Synopsis of Rule of Law. The Court limited the abstracter’s liability to such a known third-party user owed the same duty and entitled to the same remedy as the one who ordered the abstract.
Issue. Did the action state a complaint upon which relief could be granted?
Held. Yes. The decision of the intermediate appellate court is quashed and the case is remanded.
The Court found that the Plaintiff argued that its complaint was not based on breach of contract, but was sounding in tort law of negligence. The Plaintiff cited cases where the old doctrine requiring privity of contract to maintain a suit against an abstracter was giving way to a newer doctrine based on foreseeability of injury to persons not in privity.
The Court noted that the old rule of requiring contractual privity was based on the system where abstracts were only used by real estate owners. The usage of abstracts gradually expanded to include buyers and insurers.
The Plaintiffs urged the court to adopt an open-ended abstracter’s liability based on a duty of care to any and all persons who might foreseeably use the abstract. This was based on the model of products liability, where privity between an injured party and manufacturer was eliminated on the basis that the end users of products were in no position to test, examine or evaluate the products, which were placed into the stream of commerce by the manufacturer.
The Court declined to make the abstracter’s liability as open-ended as products liability cases.

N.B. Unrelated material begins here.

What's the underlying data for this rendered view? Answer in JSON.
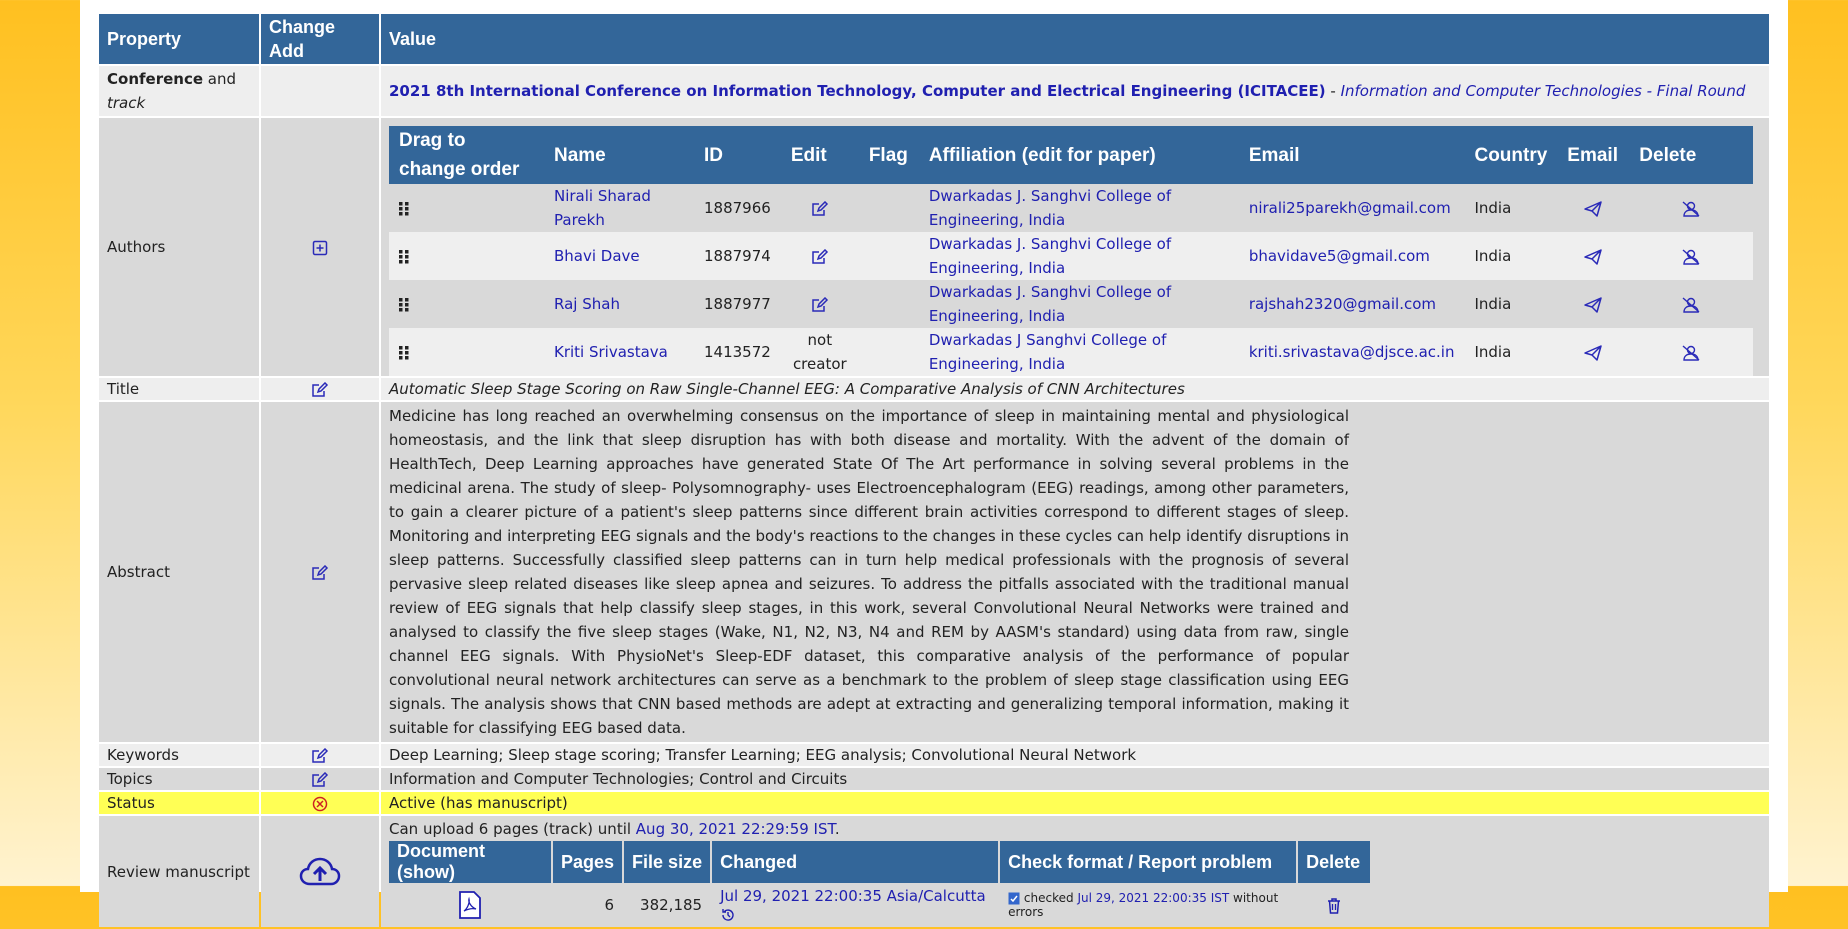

The Court limited the abstracter’s liability to such a known third-party user owed the same duty and entitled to the same remedy as the one who ordered the abstract.
Where the abstracter knows, or should know, that his customer wants the abstract for the use of a prospective purchaser and the prospect purchases the land relying on the abstract, the abstracter’s duty of care runs not only to his customer, but to the purchaser.
Discussion. In practice, it is ordinarily apparent to an abstracter what is the immediate intended purpose of the abstract. Obviously, the abstracter’s client purchases the abstract for their use. The liability of the abstracter become more murky the further away from privity the use of the faulty abstract gets. Does the Court announce a rule that is apparent and easily understandable as to how far away from privity the liability would reach?